Compras, longas filas de veículos em postos de gasolina e uma disparada do dólar paralelo marcam a véspera da entrada em circulação de novas cédulas que cortam cinco zeros do bolívar, a moeda venezuelana. À espera da entrada em vigor da nova moeda, na próxima segunda-feira (20), muitos saíram para comprar comida até onde o dinheiro deu.
— Não se sabe o que pode acontecer — disse Óscar Cabrera, acompanhado da esposa, ao sair de um supermercado em Caracas.
As compras desses aposentados foram escassas, corroídas pela hiperinflação que o Fundo Monetário Internacional projeta em 1.000.000% para 2018.
— Sabão, um pouquinho de carne, um pouquinho de queijo... E gastamos 70 milhões!— lamentou Omaira Ávila.
A cifra equivalerá a 700 bolívares após a reconversão monetária disposta pelo presidente Nicolás Maduro. Destruído pelo aumento do custo de vida e a desvalorização do bolívar, o salário mínimo representa menos de um dólar. As aposentadorias estão abaixo disso. A preocupação também é palpável em cidades como Maracaibo, no petrolífero estado de Zulia ou em San Cristóbal.
— Se me roubam ao pagar, nem vou perceber — se queixou Carolina Palencia, docente de 22 anos, prevendo confusões com as notas, que conviverão por tempo indeterminado com as anteriores.

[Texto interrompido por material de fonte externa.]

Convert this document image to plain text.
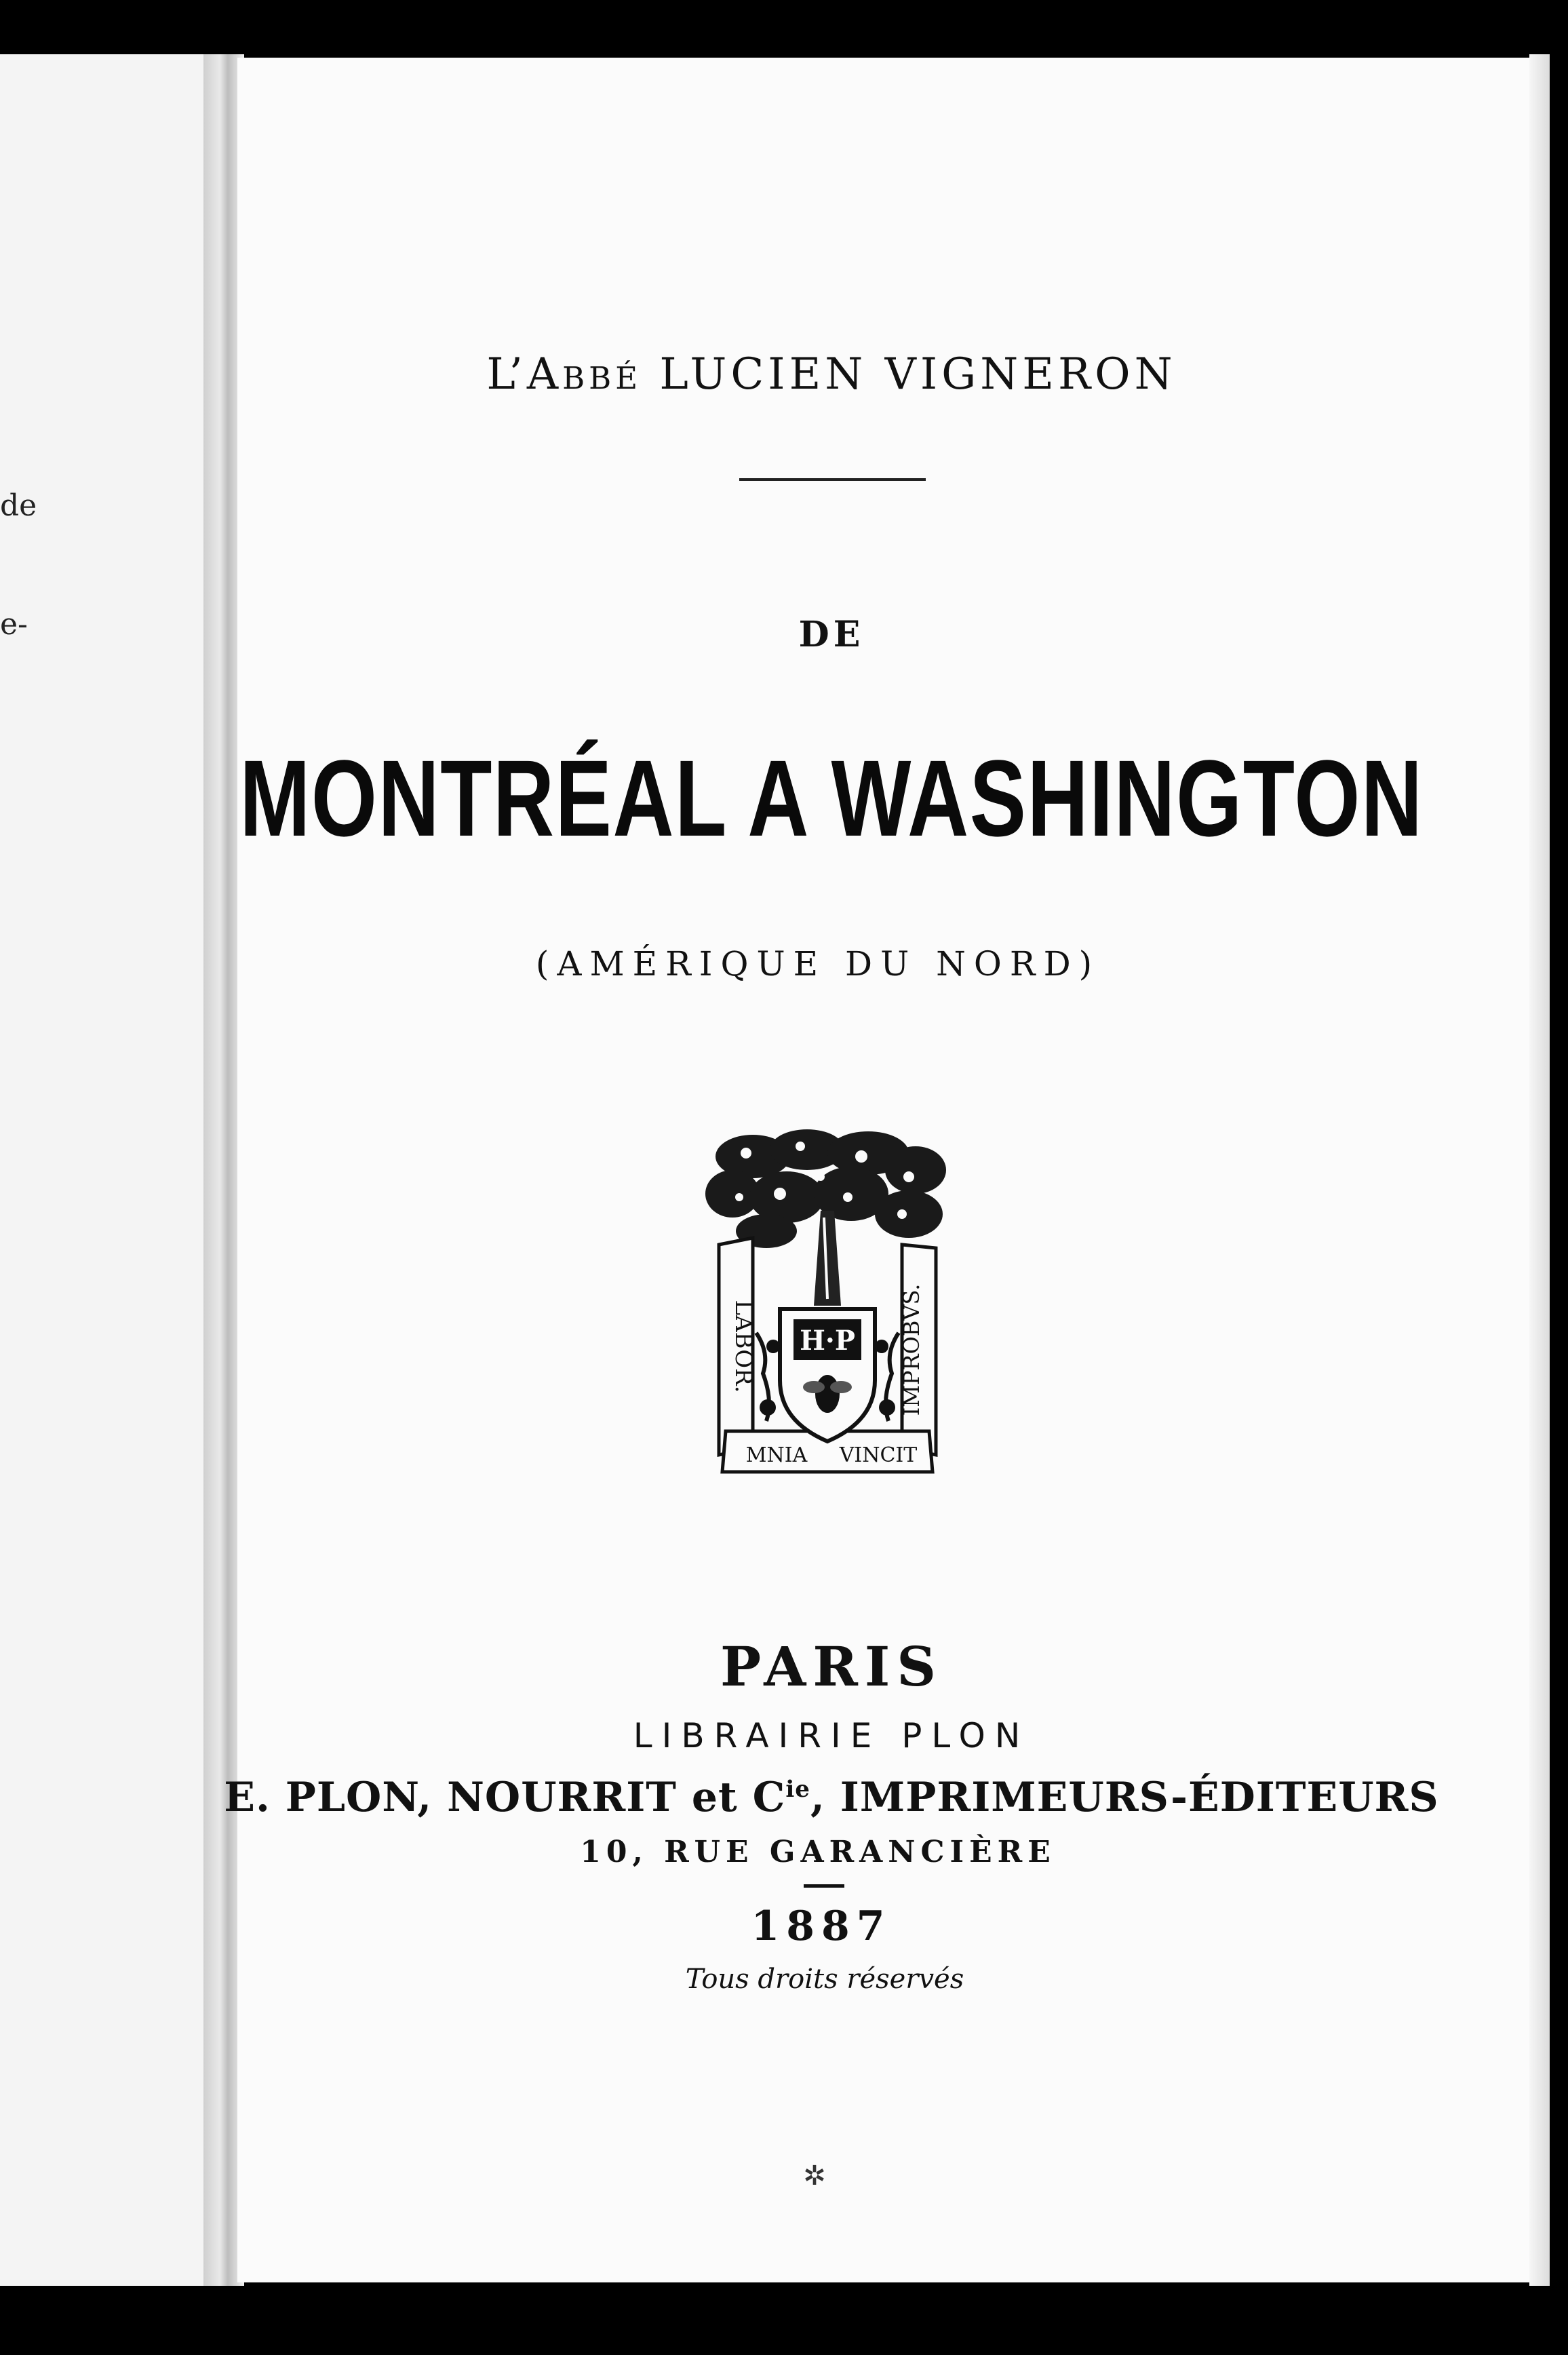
de
e-
L’Abbé LUCIEN VIGNERON
DE
MONTRÉAL A WASHINGTON
(AMÉRIQUE DU NORD)
LABOR.	IMPROBVS.
MNIA VINCIT
H·P
PARIS
LIBRAIRIE PLON
E. PLON, NOURRIT et $C^{ie}$, IMPRIMEURS-ÉDITEURS
10, RUE GARANCIÈRE
1887
Tous droits réservés
✲
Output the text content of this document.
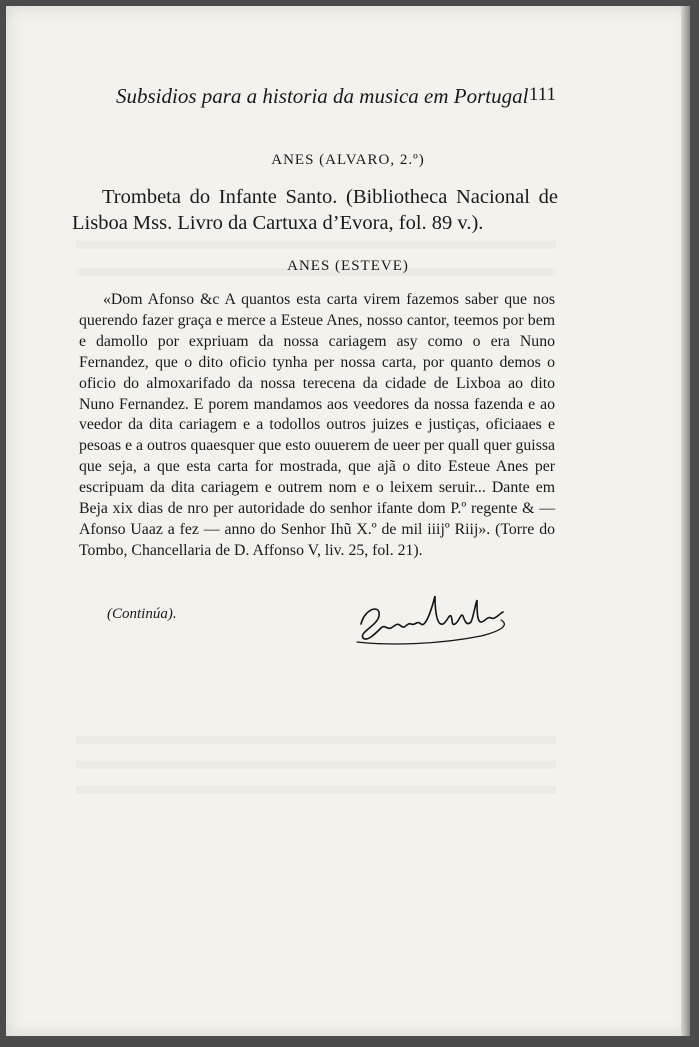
Subsidios para a historia da musica em Portugal 111
ANES (ALVARO, 2.º)

Trombeta do Infante Santo. (Bibliotheca Nacional de Lisboa Mss. Livro da Cartuxa d’Evora, fol. 89 v.).

ANES (ESTEVE)

«Dom Afonso &c A quantos esta carta virem fazemos saber que nos querendo fazer graça e merce a Esteue Anes, nosso cantor, teemos por bem e damollo por expriuam da nossa cariagem asy como o era Nuno Fernandez, que o dito oficio tynha per nossa carta, por quanto demos o oficio do almoxarifado da nossa terecena da cidade de Lixboa ao dito Nuno Fernandez. E porem mandamos aos veedores da nossa fazenda e ao veedor da dita cariagem e a todollos outros juizes e justiças, oficiaaes e pesoas e a outros quaesquer que esto ouuerem de ueer per quall quer guissa que seja, a que esta carta for mostrada, que ajã o dito Esteue Anes per escripuam da dita cariagem e outrem nom e o leixem seruir... Dante em Beja xix dias de nro per autoridade do senhor ifante dom P.º regente & — Afonso Uaaz a fez — anno do Senhor Ihũ X.º de mil iiijº Riij». (Torre do Tombo, Chancellaria de D. Affonso V, liv. 25, fol. 21).

(Continúa).
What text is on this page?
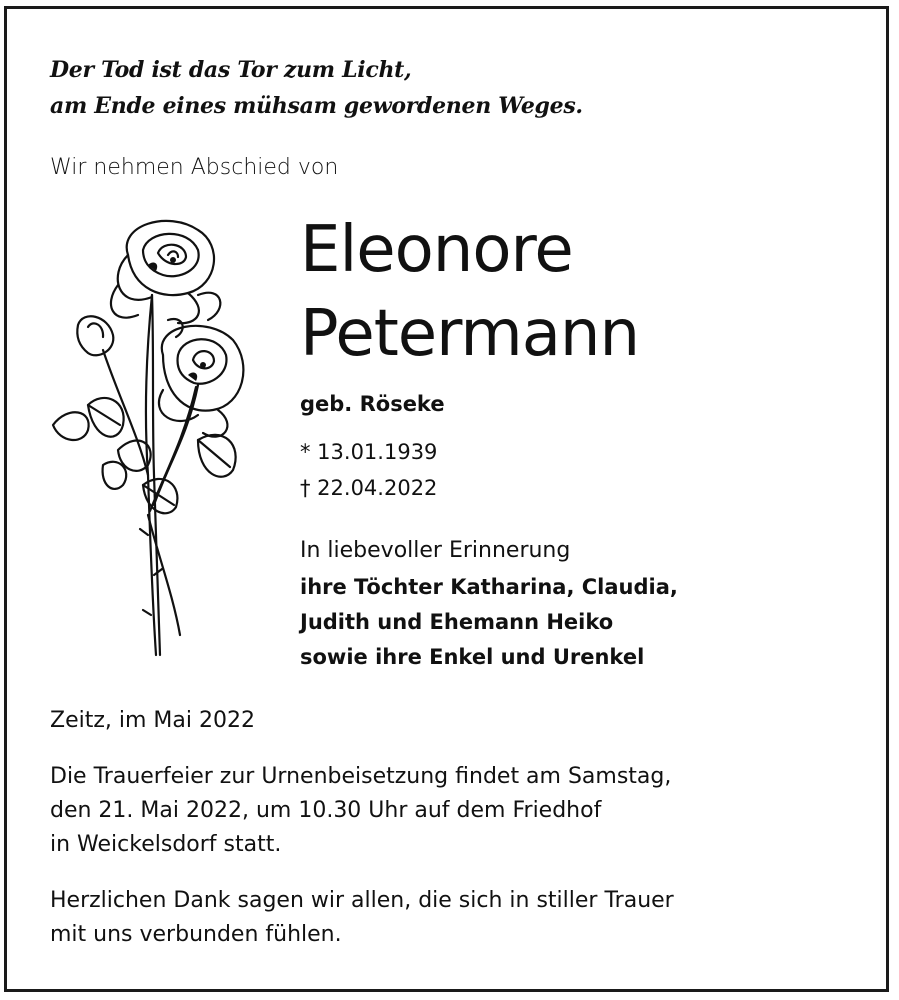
Der Tod ist das Tor zum Licht,
am Ende eines mühsam gewordenen Weges.
Wir nehmen Abschied von
Eleonore
Petermann
geb. Röseke
* 13.01.1939
† 22.04.2022
In liebevoller Erinnerung
ihre Töchter Katharina, Claudia,
Judith und Ehemann Heiko
sowie ihre Enkel und Urenkel
Zeitz, im Mai 2022
Die Trauerfeier zur Urnenbeisetzung findet am Samstag,
den 21. Mai 2022, um 10.30 Uhr auf dem Friedhof
in Weickelsdorf statt.
Herzlichen Dank sagen wir allen, die sich in stiller Trauer
mit uns verbunden fühlen.
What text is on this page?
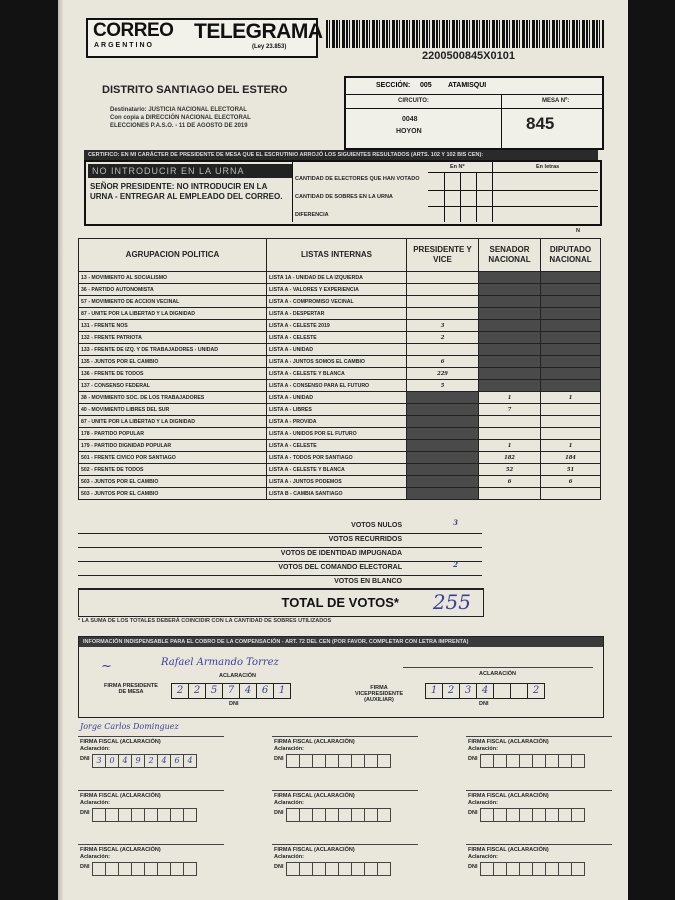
CORREO TELEGRAMA
ARGENTINO	(Ley 23.853)
2200500845X0101
DISTRITO SANTIAGO DEL ESTERO
Destinatario: JUSTICIA NACIONAL ELECTORAL
Con copia a DIRECCIÓN NACIONAL ELECTORAL
ELECCIONES P.A.S.O. - 11 DE AGOSTO DE 2019
SECCIÓN: 005 ATAMISQUI
CIRCUITO:	MESA Nº:
0048
HOYON	845
CERTIFICO: EN MI CARÁCTER DE PRESIDENTE DE MESA QUE EL ESCRUTINIO ARROJÓ LOS SIGUIENTES RESULTADOS (ARTS. 102 Y 102 BIS CEN):
NO INTRODUCIR EN LA URNA
SEÑOR PRESIDENTE: NO INTRODUCIR EN LA URNA - ENTREGAR AL EMPLEADO DEL CORREO.
CANTIDAD DE ELECTORES QUE HAN VOTADO
CANTIDAD DE SOBRES EN LA URNA
DIFERENCIA
En Nº	En letras
N
AGRUPACION POLITICA	LISTAS INTERNAS	PRESIDENTE Y VICE	SENADOR NACIONAL	DIPUTADO NACIONAL
13 - MOVIMIENTO AL SOCIALISMO	LISTA 1A - UNIDAD DE LA IZQUIERDA			
36 - PARTIDO AUTONOMISTA	LISTA A - VALORES Y EXPERIENCIA			
57 - MOVIMIENTO DE ACCION VECINAL	LISTA A - COMPROMISO VECINAL			
87 - UNITE POR LA LIBERTAD Y LA DIGNIDAD	LISTA A - DESPERTAR			
131 - FRENTE NOS	LISTA A - CELESTE 2019	3		
132 - FRENTE PATRIOTA	LISTA A - CELESTE	2		
133 - FRENTE DE IZQ. Y DE TRABAJADORES - UNIDAD	LISTA A - UNIDAD			
135 - JUNTOS POR EL CAMBIO	LISTA A - JUNTOS SOMOS EL CAMBIO	6		
136 - FRENTE DE TODOS	LISTA A - CELESTE Y BLANCA	229		
137 - CONSENSO FEDERAL	LISTA A - CONSENSO PARA EL FUTURO	5		
38 - MOVIMIENTO SOC. DE LOS TRABAJADORES	LISTA A - UNIDAD		1	1
40 - MOVIMIENTO LIBRES DEL SUR	LISTA A - LIBRES		7	
87 - UNITE POR LA LIBERTAD Y LA DIGNIDAD	LISTA A - PROVIDA			
178 - PARTIDO POPULAR	LISTA A - UNIDOS POR EL FUTURO			
179 - PARTIDO DIGNIDAD POPULAR	LISTA A - CELESTE		1	1
501 - FRENTE CIVICO POR SANTIAGO	LISTA A - TODOS POR SANTIAGO		182	184
502 - FRENTE DE TODOS	LISTA A - CELESTE Y BLANCA		52	51
503 - JUNTOS POR EL CAMBIO	LISTA A - JUNTOS PODEMOS		6	6
503 - JUNTOS POR EL CAMBIO	LISTA B - CAMBIA SANTIAGO			
VOTOS NULOS	3
VOTOS RECURRIDOS
VOTOS DE IDENTIDAD IMPUGNADA
VOTOS DEL COMANDO ELECTORAL	2
VOTOS EN BLANCO
TOTAL DE VOTOS* 255
* LA SUMA DE LOS TOTALES DEBERÁ COINCIDIR CON LA CANTIDAD DE SOBRES UTILIZADOS
INFORMACIÓN INDISPENSABLE PARA EL COBRO DE LA COMPENSACIÓN - ART. 72 DEL CEN (POR FAVOR, COMPLETAR CON LETRA IMPRENTA)
~	Rafael Armando Torrez
ACLARACIÓN
FIRMA PRESIDENTE DE MESA	2	2	5	7	4	6	1
DNI
ACLARACIÓN
FIRMA VICEPRESIDENTE (AUXILIAR)
1	2	3	4	2
DNI
Jorge Carlos Dominguez
FIRMA FISCAL (ACLARACIÓN)
Aclaración:
DNI 3 0 4 9 2 4 6 4
FIRMA FISCAL (ACLARACIÓN)
Aclaración:
DNI
FIRMA FISCAL (ACLARACIÓN)
Aclaración:
DNI
FIRMA FISCAL (ACLARACIÓN)
Aclaración:
DNI
FIRMA FISCAL (ACLARACIÓN)
Aclaración:
DNI
FIRMA FISCAL (ACLARACIÓN)
Aclaración:
DNI
FIRMA FISCAL (ACLARACIÓN)
Aclaración:
DNI
FIRMA FISCAL (ACLARACIÓN)
Aclaración:
DNI
FIRMA FISCAL (ACLARACIÓN)
Aclaración:
DNI
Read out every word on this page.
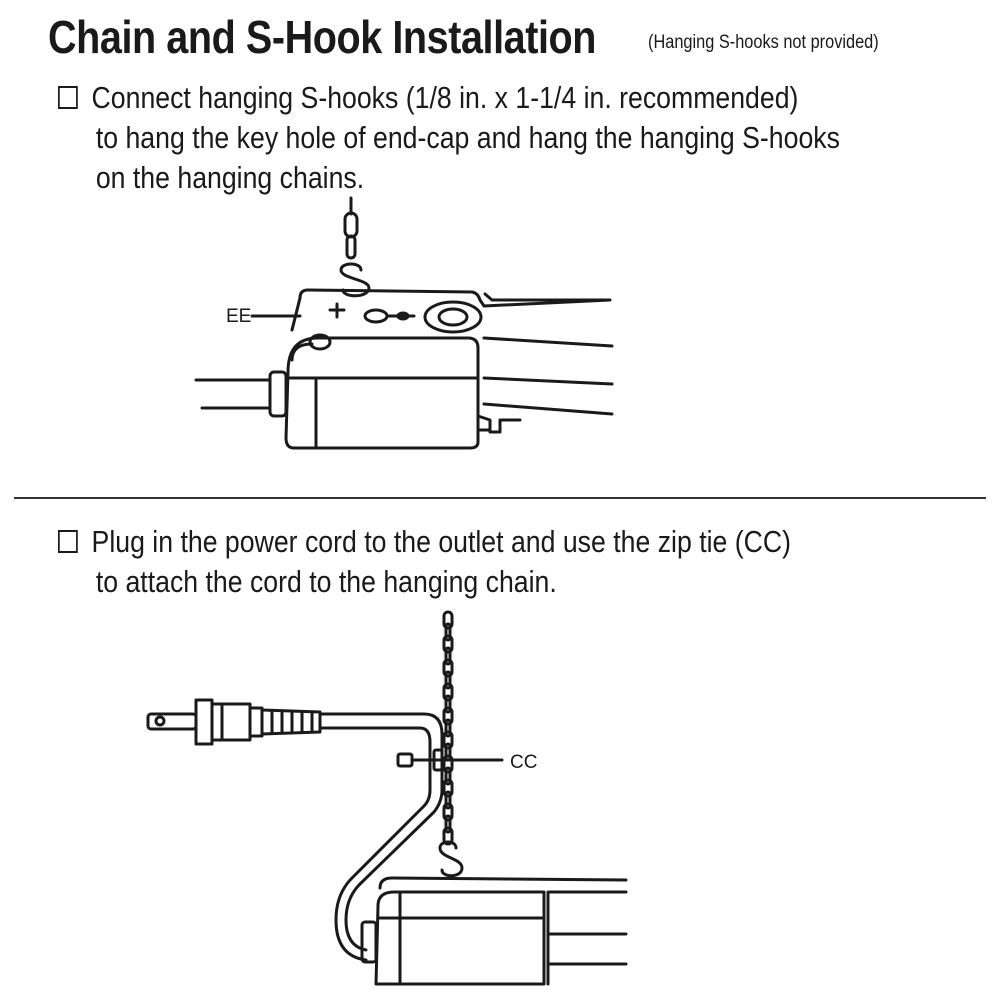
Chain and S-Hook Installation	(Hanging S-hooks not provided)
Connect hanging S-hooks (1/8 in. x 1-1/4 in. recommended)
to hang the key hole of end-cap and hang the hanging S-hooks
on the hanging chains.
Plug in the power cord to the outlet and use the zip tie (CC)
to attach the cord to the hanging chain.
EE
CC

Em Zulia, a mudança monetária chega em meio a uma grave crise elétrica, que paralisou alguns setores por mais de 160 horas contínuas. Em San Cristóbal, entretanto, muitos negócios fecharam pela incerteza.
— Prefiro fechar, pois eu mesma não entendo como vamos fazer com as duas moedas — disse Luisa Guerra, comerciante de 53 anos.
À reconversão monetária, a segunda depois da realizada pelo ex-presidente Hugo Chávez (1999-2013) em 2008, que cortou três zeros do bolívar, se somarão medidas de flexibilização a um rígido controle cambial em vigor desde 2003 e, possivelmente, um aumento do preço da gasolina. Entretanto, não há maiores detalhes sobre essas medidas.
— É incrível que tudo começará na segunda-feira e ninguém anuncia nada. Quanto a gasolina custará? Como indexar salários? Assim não se gera credibilidade e muito menos confiança — avaliou o economista Alejandro Grisanti.
Em meio ao nervosismo, o dólar paralelo, que domina a economia, continua fora de controle. Sua cotação está em cerca de sete milhões de bolívares o dólar, 28 vezes maior que a taxa oficial. Há uma semana estava em 3,5 milhões. Os venezuelanos não esquecem os atrasos na distribuição das notas lançadas em dezembro de 2016, com protestos que deixaram quatro mortos e centenas de lojas saqueadas. Maduro decretou feriado na segunda-feira para a adequação do novo sistema.
Os pagamentos eletrônicos - indispensáveis na Venezuela para qualquer transação, diante da falta de dinheiro em espécie - serão suspensos por até 24 horas a partir das 18h de domingo. Enquanto isso, os automóveis correm para os postos de gasolina, onde os motoristas enchem o tanque para qualquer imprevisto. Com um dólar trocado no mercado negro podem ser comprados sete milhões de litros de gasolina.
— As pessoas estão desesperadas por gasolina — disse Luis Torres, de 34 anos, trabalhador de um posto.
Segundo ele, os fornecimentos diários de combustível duram entre duas e três horas.
O governo manterá um subsídio dos que têm um carnê que dá acesso a benefícios sociais e que a oposição denuncia como "mecanismo de chantagem e controle social". O resto terá que pagar a nafta a "preços internacionais", segundo Maduro, que não informou nem sobre as tarifas nem prazos para sua aplicação. Os interessados deveria ter cadastrado seu veículo até esta sexta-feira (17). Nos pontos de registro, centenas de pessoas esperavam a sua vez.
— Eu não tenho esse carnê e agora estão me dizendo que tenho que pagar a gasolina a preço internacional (...) Vou ter que vender o carro — protestou em Maracaibo Andrés Sandoval, de 37 anos.